Широкое, хорошо задокументированное сотрудничество между импровизаторами — представителями вышеперечисленных и иных культур — приводит нас к представлению об импровизационной музыке как о, пользуясь историческими терминами, межкультурной практике. К примеру, опыт крупного и яркого сообщества калифорнийских импровизаторов азиатского происхождения, включающее в себя пианистов Джона Джанга и Гленна Хориути, саксофонистов Рассела Баба, Джеральда Ошита и Фрэнсиса Вонга, басиста Марка Идзу; нарратора Бренду Вонг Аоки и котоистку Мию Масаока, заставляет подробно изучать музыкальные, культурные и политические связи между афроамериканской, евроамериканской и азиатско-американской музыкальными формами.

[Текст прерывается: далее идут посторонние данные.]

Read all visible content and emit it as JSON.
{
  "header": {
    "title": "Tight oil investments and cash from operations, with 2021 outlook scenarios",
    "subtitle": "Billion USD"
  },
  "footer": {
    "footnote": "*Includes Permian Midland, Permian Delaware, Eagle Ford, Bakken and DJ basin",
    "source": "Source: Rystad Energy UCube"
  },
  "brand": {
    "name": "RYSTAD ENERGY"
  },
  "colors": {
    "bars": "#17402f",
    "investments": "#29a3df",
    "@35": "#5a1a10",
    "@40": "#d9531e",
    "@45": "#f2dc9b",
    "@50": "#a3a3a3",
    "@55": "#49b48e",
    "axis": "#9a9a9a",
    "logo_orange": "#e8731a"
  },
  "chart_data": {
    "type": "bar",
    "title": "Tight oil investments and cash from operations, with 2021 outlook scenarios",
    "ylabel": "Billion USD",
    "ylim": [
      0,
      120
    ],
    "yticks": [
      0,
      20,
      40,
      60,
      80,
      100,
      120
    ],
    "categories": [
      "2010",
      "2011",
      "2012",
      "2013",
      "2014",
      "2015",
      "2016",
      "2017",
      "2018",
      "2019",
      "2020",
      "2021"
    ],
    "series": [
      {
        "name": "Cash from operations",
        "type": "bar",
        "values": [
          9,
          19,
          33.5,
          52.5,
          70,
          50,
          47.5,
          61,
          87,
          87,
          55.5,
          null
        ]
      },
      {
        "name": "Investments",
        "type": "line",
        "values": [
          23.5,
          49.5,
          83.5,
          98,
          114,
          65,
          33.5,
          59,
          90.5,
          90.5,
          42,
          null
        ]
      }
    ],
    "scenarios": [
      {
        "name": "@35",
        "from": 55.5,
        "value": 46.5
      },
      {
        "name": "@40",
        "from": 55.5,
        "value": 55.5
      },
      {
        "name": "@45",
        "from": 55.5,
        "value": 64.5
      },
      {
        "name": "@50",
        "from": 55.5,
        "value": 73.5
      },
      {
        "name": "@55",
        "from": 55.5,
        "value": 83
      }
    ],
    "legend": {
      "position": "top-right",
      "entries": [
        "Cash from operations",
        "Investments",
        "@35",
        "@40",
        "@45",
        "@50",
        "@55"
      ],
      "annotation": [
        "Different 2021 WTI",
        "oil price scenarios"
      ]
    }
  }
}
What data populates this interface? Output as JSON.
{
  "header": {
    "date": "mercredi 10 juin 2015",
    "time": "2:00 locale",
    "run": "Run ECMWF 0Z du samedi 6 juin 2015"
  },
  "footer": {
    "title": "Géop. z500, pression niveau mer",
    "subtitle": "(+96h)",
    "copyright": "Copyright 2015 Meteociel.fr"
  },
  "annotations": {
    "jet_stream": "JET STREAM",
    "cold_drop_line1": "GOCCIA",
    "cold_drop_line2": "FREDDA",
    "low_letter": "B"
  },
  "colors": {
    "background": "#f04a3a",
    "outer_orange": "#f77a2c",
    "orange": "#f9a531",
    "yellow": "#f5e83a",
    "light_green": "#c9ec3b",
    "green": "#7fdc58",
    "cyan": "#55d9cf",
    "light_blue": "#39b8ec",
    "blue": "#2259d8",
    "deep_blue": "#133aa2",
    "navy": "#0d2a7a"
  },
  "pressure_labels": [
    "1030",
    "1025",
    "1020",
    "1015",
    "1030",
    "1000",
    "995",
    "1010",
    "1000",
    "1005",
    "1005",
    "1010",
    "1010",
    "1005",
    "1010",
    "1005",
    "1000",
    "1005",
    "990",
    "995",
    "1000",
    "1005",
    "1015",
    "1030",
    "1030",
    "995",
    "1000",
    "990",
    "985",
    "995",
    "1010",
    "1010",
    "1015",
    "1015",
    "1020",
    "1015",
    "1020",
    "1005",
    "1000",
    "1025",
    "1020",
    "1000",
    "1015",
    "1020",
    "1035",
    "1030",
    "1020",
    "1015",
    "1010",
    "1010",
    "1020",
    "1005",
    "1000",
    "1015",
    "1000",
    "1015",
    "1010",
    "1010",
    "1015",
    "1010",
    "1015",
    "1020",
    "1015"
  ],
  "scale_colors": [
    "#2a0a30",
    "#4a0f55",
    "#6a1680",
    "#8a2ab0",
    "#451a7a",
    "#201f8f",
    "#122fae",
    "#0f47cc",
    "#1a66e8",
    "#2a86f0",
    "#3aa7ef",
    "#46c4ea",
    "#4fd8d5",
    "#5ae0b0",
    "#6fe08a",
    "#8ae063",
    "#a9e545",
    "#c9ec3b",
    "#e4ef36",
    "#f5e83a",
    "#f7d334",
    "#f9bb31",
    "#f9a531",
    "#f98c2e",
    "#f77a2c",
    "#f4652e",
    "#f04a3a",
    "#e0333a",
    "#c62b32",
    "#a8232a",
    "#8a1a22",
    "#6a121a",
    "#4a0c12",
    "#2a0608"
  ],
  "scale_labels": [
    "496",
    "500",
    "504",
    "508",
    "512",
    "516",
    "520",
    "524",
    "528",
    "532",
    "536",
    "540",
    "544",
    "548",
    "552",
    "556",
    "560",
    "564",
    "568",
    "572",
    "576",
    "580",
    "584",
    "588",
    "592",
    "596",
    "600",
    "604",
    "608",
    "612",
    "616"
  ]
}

Более того, появление в последнее время музыкантов, чьи культурные корни не связаны с Европой или Америкой, также свидетельствует о межкультурной природе импровизационной музыки. Такие музыканты, как корейская перкуссионистка (и исполнительница на корейском струнном инструменте комунго — прим.пер.) Джин Хи Ким, японский мультиинструменталист Торикаи Усио и южноафриканский перкуссионист Тхебе Липере, уже стали частью расширяющейся интернационализации импровизационной музыки. Их пример подчеркивает опасность узконационального и узкорасового подхода при оценке происхождения музыки. Выпущенная недавно биография южноафриканского пианиста Криса Макгрегора весьма полезна в качестве своеобразного путеводителя по межнациональным и межкультурным влияниям.

С учетом приведенных выше исторических прецедентов и связанных с ними социальных и культурных явлений мы можем теперь определить роль «импровизатора» как музыкальную деятельность, функционирующую в мировом музыкальном сообществе — подобно ролям «композитора», «исполнителя», «интерпретатора», «психоакустика» и разного рода «теоретиков». При определении роли «импровизатора» понимание импровизации как «композиции в живом времени» (т. е. нечто производное от композиции) фактически отбрасывается. Как только это сделано, еврологическое определение импровизатора как «исполнителя» также ставится под сомнение, поскольку в большинстве случаев импровизатор не исполняет никакого заранее созданного произведения.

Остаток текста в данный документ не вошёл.